When I left Ontario three years ago and went on my Great Road Trip # X out of a Zillion, I didn't realize why I did it until much later. Again, the clarity came in that critical time in Northern California three or so months into it. I've written about it before: I saw that in my process of healing I had come to love myself, I had made choices that reflected self-love, and I was happy.

Chatting with a friend this morning who was gracious enough to sit and listen to my story, I heard it again and got a new lesson from it: you can write I Love You on your bathroom mirror every day for a year, give yourself notes in your lunch box, and really feel it too. It doesn't go that far. If you make choices that are fundamentally abusive, if you constantly seek to change yourself in a way that implies that your current 'you' isn't good enough - that's not love. It's a juvenile crush. You need real, mature love from yourself, and that is: Acceptance.

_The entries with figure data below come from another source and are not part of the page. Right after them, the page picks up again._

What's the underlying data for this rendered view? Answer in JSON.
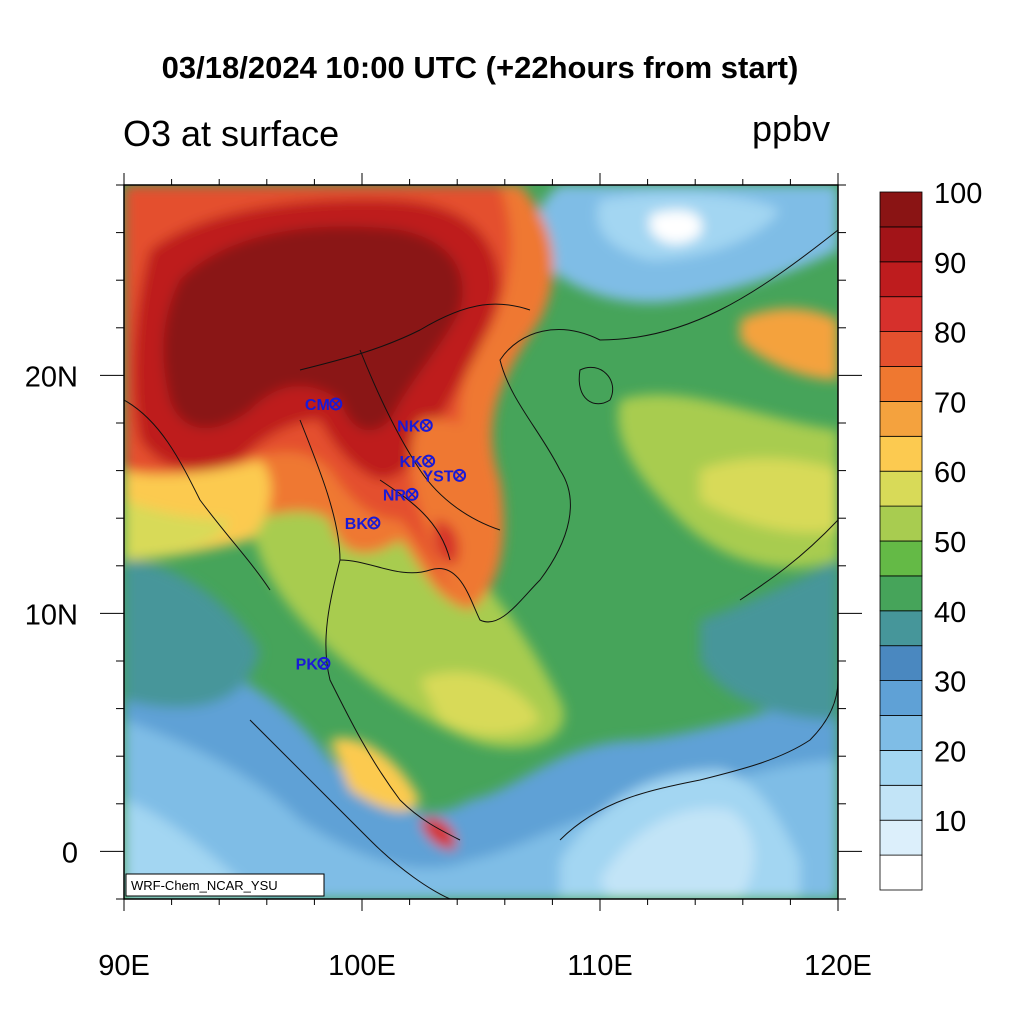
{
  "title": "03/18/2024 10:00 UTC (+22hours from start)",
  "subtitle": "O3 at surface",
  "units": "ppbv",
  "credit": "WRF-Chem_NCAR_YSU",
  "axes": {
    "x_ticks": [
      {
        "value": 90,
        "label": "90E"
      },
      {
        "value": 100,
        "label": "100E"
      },
      {
        "value": 110,
        "label": "110E"
      },
      {
        "value": 120,
        "label": "120E"
      }
    ],
    "y_ticks": [
      {
        "value": 0,
        "label": "0"
      },
      {
        "value": 10,
        "label": "10N"
      },
      {
        "value": 20,
        "label": "20N"
      }
    ],
    "lon_range": [
      90,
      120
    ],
    "lat_range": [
      -2,
      28
    ]
  },
  "colorbar": {
    "labels": [
      "10",
      "20",
      "30",
      "40",
      "50",
      "60",
      "70",
      "80",
      "90",
      "100"
    ],
    "colors": [
      "#ffffff",
      "#dceffb",
      "#c2e4f7",
      "#a3d6f2",
      "#7fbde6",
      "#5fa1d6",
      "#4a88c0",
      "#46969a",
      "#46a45a",
      "#64ba46",
      "#a8cc50",
      "#d8da58",
      "#fcca50",
      "#f4a23e",
      "#ef7830",
      "#e4502e",
      "#d6302c",
      "#be1c1e",
      "#a21418",
      "#8a1414"
    ]
  },
  "stations": [
    {
      "code": "CM",
      "lon": 98.9,
      "lat": 18.8
    },
    {
      "code": "NK",
      "lon": 102.7,
      "lat": 17.9
    },
    {
      "code": "KK",
      "lon": 102.8,
      "lat": 16.4
    },
    {
      "code": "YST",
      "lon": 104.1,
      "lat": 15.8
    },
    {
      "code": "NR",
      "lon": 102.1,
      "lat": 15.0
    },
    {
      "code": "BK",
      "lon": 100.5,
      "lat": 13.8
    },
    {
      "code": "PK",
      "lon": 98.4,
      "lat": 7.9
    }
  ]
}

Once you've accepted your Self - everything flows from that - you can (and will) make choices that are in acceptance and recognition of the real you.

Heading back to my tuff little town this afternoon, slightly transformed by travel and joy. Slightly awakened, perhaps, again, not to something, but by it; by my choice to take a few weekends of my September, and enjoy myself. No "I love you's" needed. The writing is on the wall.

But now - what choices flow from that?